By January 2020, The Girls had gone through the appropriate steps to establish their company (The Girls Company), and received their final product, which is now available to the public via a one-time purchase or a monthly subscription.
So after all of the experiments and prototypes, how exactly does the final version of The Band work?
You can watch this short video, here. The Band comes with three pockets in the front, and three in the back. Take your thin, disposable warmers, and insert them in the desired pockets. The warmers provide all-day heat (8 to 10 hours). Once you are finished, dispose of the warmers. The ingredients are environmentally safe, and the band is machine-washable. This extremely discrete band can be worn under your clothes during a business presentation, to the grocery store, on a date, on a long flight, or lounging around the house, and nobody can tell.

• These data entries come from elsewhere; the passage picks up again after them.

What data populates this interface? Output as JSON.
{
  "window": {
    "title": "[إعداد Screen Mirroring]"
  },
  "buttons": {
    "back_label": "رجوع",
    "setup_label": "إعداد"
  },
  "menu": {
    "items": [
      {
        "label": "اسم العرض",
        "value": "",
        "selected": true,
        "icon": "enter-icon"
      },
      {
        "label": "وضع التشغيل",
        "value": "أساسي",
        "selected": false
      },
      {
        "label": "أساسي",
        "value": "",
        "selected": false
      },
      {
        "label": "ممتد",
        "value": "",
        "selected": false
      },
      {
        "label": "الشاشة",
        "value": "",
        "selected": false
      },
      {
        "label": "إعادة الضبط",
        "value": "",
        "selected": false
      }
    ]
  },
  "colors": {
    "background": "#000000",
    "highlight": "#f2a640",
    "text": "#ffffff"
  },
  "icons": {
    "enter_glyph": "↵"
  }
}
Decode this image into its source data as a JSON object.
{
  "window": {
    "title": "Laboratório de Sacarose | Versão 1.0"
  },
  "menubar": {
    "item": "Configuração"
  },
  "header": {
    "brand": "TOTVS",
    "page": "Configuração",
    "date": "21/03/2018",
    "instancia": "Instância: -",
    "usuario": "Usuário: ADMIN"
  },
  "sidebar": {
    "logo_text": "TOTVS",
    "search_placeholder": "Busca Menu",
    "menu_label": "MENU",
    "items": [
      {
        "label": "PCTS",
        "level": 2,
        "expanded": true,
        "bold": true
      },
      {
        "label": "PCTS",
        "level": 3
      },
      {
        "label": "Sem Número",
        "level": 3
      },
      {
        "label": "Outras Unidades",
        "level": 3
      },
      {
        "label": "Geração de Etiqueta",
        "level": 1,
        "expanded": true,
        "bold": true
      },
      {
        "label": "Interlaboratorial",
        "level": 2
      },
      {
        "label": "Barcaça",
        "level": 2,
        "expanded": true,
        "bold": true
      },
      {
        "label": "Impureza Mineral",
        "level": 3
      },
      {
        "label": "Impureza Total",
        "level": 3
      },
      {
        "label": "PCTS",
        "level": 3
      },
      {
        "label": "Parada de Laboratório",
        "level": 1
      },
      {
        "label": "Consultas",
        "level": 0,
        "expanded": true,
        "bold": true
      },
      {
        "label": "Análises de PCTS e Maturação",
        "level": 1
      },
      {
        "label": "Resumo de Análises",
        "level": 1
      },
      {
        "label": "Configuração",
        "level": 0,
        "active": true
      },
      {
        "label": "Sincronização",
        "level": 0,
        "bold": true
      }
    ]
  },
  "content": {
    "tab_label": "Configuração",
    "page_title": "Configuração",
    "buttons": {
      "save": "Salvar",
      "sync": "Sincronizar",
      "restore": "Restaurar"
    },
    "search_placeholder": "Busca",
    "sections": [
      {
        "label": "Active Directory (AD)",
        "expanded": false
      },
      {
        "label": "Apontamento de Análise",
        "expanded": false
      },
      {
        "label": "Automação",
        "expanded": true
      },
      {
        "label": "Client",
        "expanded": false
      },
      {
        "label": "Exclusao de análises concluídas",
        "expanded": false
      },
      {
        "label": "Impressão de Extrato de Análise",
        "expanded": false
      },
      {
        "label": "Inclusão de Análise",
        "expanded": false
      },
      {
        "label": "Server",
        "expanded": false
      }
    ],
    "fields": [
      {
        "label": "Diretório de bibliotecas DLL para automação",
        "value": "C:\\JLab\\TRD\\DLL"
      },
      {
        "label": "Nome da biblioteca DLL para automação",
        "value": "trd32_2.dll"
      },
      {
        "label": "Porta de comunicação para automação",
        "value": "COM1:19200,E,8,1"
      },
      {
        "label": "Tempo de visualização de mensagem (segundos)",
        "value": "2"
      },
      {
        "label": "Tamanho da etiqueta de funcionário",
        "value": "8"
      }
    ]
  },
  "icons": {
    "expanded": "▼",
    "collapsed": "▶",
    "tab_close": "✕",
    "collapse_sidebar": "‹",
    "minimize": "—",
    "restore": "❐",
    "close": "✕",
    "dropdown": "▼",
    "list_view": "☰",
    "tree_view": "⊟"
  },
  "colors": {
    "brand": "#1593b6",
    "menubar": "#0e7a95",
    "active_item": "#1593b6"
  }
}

“We have a big vision for our company. We want to play a role in destigmatizing talking about periods. We want to make more solutions for the largely underserved women’s health category. Our solutions will increase productivity, provide emotional support, and offer pain relief for their underserved problems,” said Abby. “We want women to know that they are not alone and that there are people that care enough to first listen to them and then to design solutions to help them.”